The principles that rule this blog

Principles that will govern my thoughts as I express them here (from my opening statement):


  • Freedom of the individual should be as total as possible, limited only by the fact that nobody should be free to cause physical injury to another, or to deprive another person of his freedoms.
  • Government is necessary primarily to provide those services that private enterprise won't, or won't at a price that people can afford.
  • No person has a right to have his own beliefs on religious, moral, political, or other controversial issues imposed on others who do not share those beliefs.

I believe that Abraham Lincoln expressed it very well:

“The legitimate object of government is to do for a community of people whatever they need to have done, but cannot do, at all, or cannot
so well do, for themselves — in their separate, individual capacities.”


Comments will be invited, and I will attempt to reply to any comments that are offered in a serious and non-abusive manner. However, I will not tolerate abusive or profane language (my reasoning is that this is my blog, and so I can control it; I wouldn't interfere with your using such language on your own!)

If anyone finds an opinion that I express to be contrary to my principles, they are welcome to point this out. I hope that I can make a rational case for my comments. Because, in fact, one label I'll happily accept is rationalist.

Thursday, July 20, 2006

The stem cell veto

While I'm ordinarily favorably inclined toward Pres. George W. Bush, his alignment with the religious right causes me problems. He seems actually to believe in their positions, so one cannot consider it "kowtowing to the religious right," but it is unfortunate that a President who has been so good on a lot of issues has to be so bad on this one.

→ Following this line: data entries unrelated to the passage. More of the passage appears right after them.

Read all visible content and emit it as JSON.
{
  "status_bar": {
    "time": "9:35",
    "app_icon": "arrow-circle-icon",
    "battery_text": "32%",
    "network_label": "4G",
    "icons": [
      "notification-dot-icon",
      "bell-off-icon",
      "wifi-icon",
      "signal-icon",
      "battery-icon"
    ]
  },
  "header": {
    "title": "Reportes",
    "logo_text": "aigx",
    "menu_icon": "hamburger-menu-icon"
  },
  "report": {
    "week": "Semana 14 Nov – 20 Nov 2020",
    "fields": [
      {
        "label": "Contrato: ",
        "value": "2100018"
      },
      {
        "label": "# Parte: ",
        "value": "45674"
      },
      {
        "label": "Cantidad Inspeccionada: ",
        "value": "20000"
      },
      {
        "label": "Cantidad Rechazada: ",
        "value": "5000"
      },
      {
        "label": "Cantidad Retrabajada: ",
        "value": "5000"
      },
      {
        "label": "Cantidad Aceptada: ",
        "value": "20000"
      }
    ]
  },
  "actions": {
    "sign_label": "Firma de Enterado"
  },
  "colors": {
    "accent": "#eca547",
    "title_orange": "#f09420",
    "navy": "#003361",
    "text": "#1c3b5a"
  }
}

Certainly the stem cell veto has nothing to do with "conservatism" vs. "liberalism": Nancy Reagan, certainly one of the most conservative people in recent politics (it is she who turned Ronald Reagan into a conservative, after all! He'd been a pro-FDR union leader in the forties, if you don't know it), supported the bill strongly, as she was aware of the technological gains that could derive from stem cell research. No, what it does have to do with is the religious right's attempt to conform all of us to their ideas of what is moral and what isn't. And that is the way of the Taliban.

If you go back to the very first post on this blog, I said I believed that "[n]o person has a right to have his own beliefs on religious, moral, political, or other controversial issues imposed on others who do not share those beliefs." And I believe this firmly. One thing that needs to be done is to reclaim the Republican Party from the religious right. It can't be done by voting for Democrats, who have their own agenda which is even more harmful to the nation. But it needs to be done by moving within the Republican Party to support those who are willing to take on the religious right.